Which brings me to another conclusion I made on a previous visit to lost Jewish worlds: After our Germany Mission, I went on a Rhine River Cruise with my family. It was on those visits to onetime medieval Jewish addresses (as opposed to 18th to 20th century and Holocaust sites) that it occurred to me that although the Jews suffered terribly in being abused, murdered and driven out, it was really the "host culture" that deprived itself of things that would have made it better.
What if the Jews hadn't been expelled from Spain? How much better off would Spain be today?! True, our culture is always enhanced by exposure to and distillation of host cultures when given the opportunity and when we take the opportunity, and the influences of the European and North African nations to which the Jews of Sefarad were exiled are an important part of what Sephardic culture is today. But time after time, when given the opportunity, Jews are a tremendously positive influence on host cultures.
Perhaps the world will figure that out, and some day we'll be able to organize "Jewish Heritage Tours" celebrating the history and culture of the Jews of the Arab World....how they were exiled from Spain but continued to develop their culture in these new countries, but were expelled again from 1948 (or earlier) forward, but were eventually welcomed back, etc. etc. IMPOSSIBLE to imagine. But...who could have imagined what would ultimately become of the Jews after the destruction of the Temples, and after the expulsion from Spain?!

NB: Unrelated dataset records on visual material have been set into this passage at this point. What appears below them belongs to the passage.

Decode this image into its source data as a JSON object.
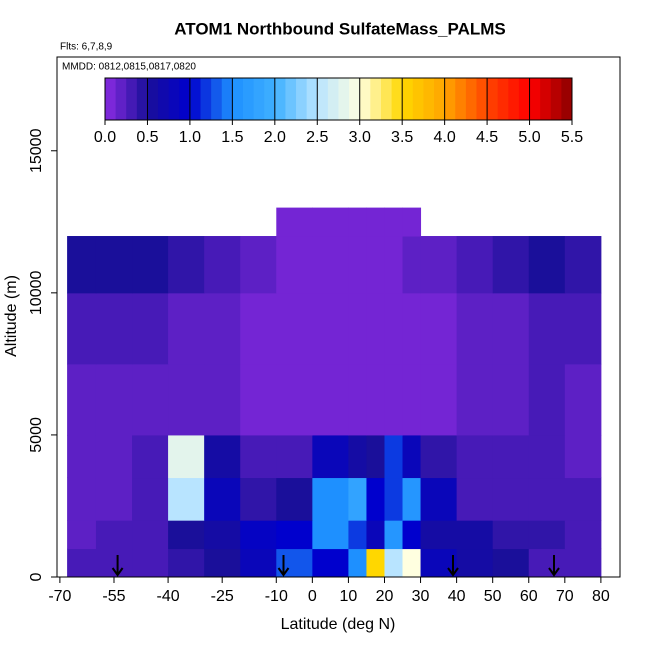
{
  "chart_data": {
    "type": "heatmap",
    "title": "ATOM1 Northbound SulfateMass_PALMS",
    "subtitle": "Flts: 6,7,8,9",
    "annotation": "MMDD: 0812,0815,0817,0820",
    "x_label": "Latitude (deg N)",
    "y_label": "Altitude (m)",
    "xlim": [
      -70.8,
      85.3
    ],
    "ylim": [
      0,
      18300
    ],
    "xticks": [
      -70,
      -55,
      -40,
      -25,
      -10,
      0,
      10,
      20,
      30,
      40,
      50,
      60,
      70,
      80
    ],
    "yticks": [
      0,
      5000,
      10000,
      15000
    ],
    "x_edges": [
      -68,
      -60,
      -50,
      -40,
      -30,
      -20,
      -10,
      0,
      10,
      15,
      20,
      25,
      30,
      40,
      50,
      60,
      70,
      80
    ],
    "y_edges": [
      0,
      1000,
      2000,
      3500,
      5000,
      7500,
      10000,
      12000,
      13000
    ],
    "z": [
      [
        0.3,
        0.3,
        0.3,
        0.4,
        0.5,
        0.8,
        1.3,
        1.0,
        1.5,
        3.5,
        2.5,
        3.0,
        0.8,
        0.6,
        0.5,
        0.3,
        0.3
      ],
      [
        0.2,
        0.3,
        0.3,
        0.5,
        0.6,
        0.9,
        1.0,
        1.5,
        1.2,
        0.8,
        1.6,
        1.0,
        0.6,
        0.6,
        0.4,
        0.4,
        0.3
      ],
      [
        0.2,
        0.2,
        0.3,
        2.5,
        0.8,
        0.4,
        0.5,
        1.5,
        1.8,
        1.0,
        1.2,
        1.6,
        0.8,
        0.3,
        0.3,
        0.3,
        0.3
      ],
      [
        0.2,
        0.2,
        0.3,
        2.8,
        0.6,
        0.3,
        0.3,
        0.8,
        0.6,
        0.5,
        1.2,
        0.8,
        0.4,
        0.3,
        0.3,
        0.3,
        0.2
      ],
      [
        0.2,
        0.2,
        0.2,
        0.2,
        0.2,
        0.1,
        0.1,
        0.1,
        0.1,
        0.1,
        0.1,
        0.1,
        0.1,
        0.2,
        0.2,
        0.3,
        0.2
      ],
      [
        0.3,
        0.3,
        0.3,
        0.2,
        0.2,
        0.1,
        0.1,
        0.1,
        0.1,
        0.1,
        0.1,
        0.1,
        0.1,
        0.2,
        0.2,
        0.3,
        0.3
      ],
      [
        0.5,
        0.5,
        0.5,
        0.4,
        0.3,
        0.2,
        0.1,
        0.1,
        0.1,
        0.1,
        0.1,
        0.2,
        0.2,
        0.3,
        0.4,
        0.5,
        0.4
      ],
      [
        null,
        null,
        null,
        null,
        null,
        null,
        0.1,
        0.1,
        0.1,
        0.1,
        0.1,
        0.1,
        null,
        null,
        null,
        null,
        null
      ]
    ],
    "arrows_x": [
      -54,
      -8,
      39,
      67
    ],
    "colorbar_lim": [
      0,
      5.5
    ],
    "colorbar_ticks": [
      {
        "value": 0,
        "label": "0.0"
      },
      0.5,
      {
        "value": 1,
        "label": "1.0"
      },
      1.5,
      {
        "value": 2,
        "label": "2.0"
      },
      2.5,
      {
        "value": 3,
        "label": "3.0"
      },
      3.5,
      {
        "value": 4,
        "label": "4.0"
      },
      4.5,
      {
        "value": 5,
        "label": "5.0"
      },
      5.5
    ],
    "colorscale": [
      [
        0,
        "#8a2be2"
      ],
      [
        0.5,
        "#1a0f9a"
      ],
      [
        1,
        "#0000cd"
      ],
      [
        1.5,
        "#1e90ff"
      ],
      [
        2,
        "#3fb0ff"
      ],
      [
        2.5,
        "#b8e4ff"
      ],
      [
        3,
        "#ffffe0"
      ],
      [
        3.5,
        "#ffd700"
      ],
      [
        4,
        "#ffa500"
      ],
      [
        4.5,
        "#ff4500"
      ],
      [
        5,
        "#ff0000"
      ],
      [
        5.5,
        "#8b0000"
      ]
    ]
  }
}
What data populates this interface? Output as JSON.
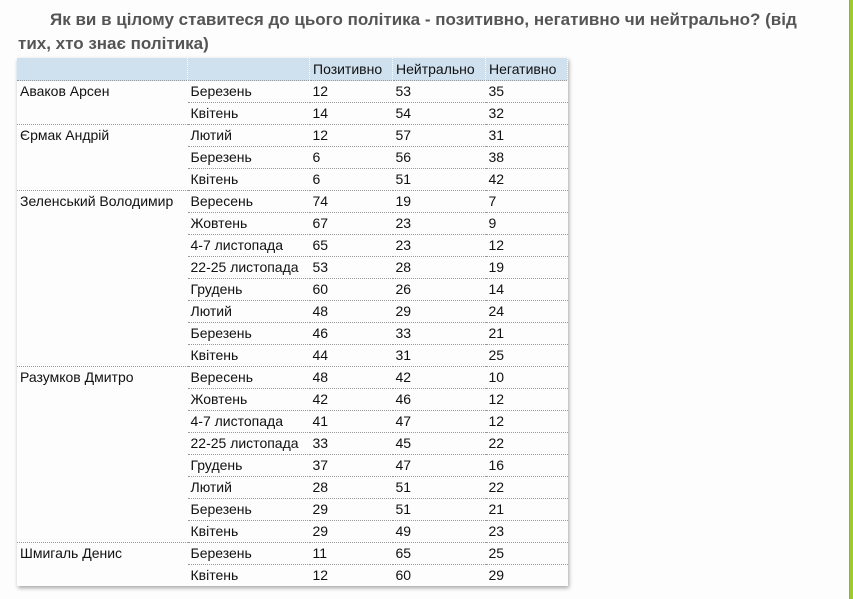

We are still here to tell the story. We are still here to sing the songs. We are still here to live Jewish life according to the understanding of Joseph Caro, of Rambam, of Ramban.
For those of you who came with us to Poland and/or to Germany and/or to Spain, I hope that you were half as inspired as me by our ability to move forward beyond heartbreaking life and death historical challenges.
And I hope next time we say "we've got a mission" coming, you'll sign up and pack your bags!
God bless the visionary Nate Lam. And the tireless chairs Jetemy Lipton, Steve Stein and Alberto Mizrahi. And thanks to the dozens of colleagues who participated, organized, prepared and inspired, and to the hundreds who braved the hot Spanish summer to MAKE SOME HISTORY!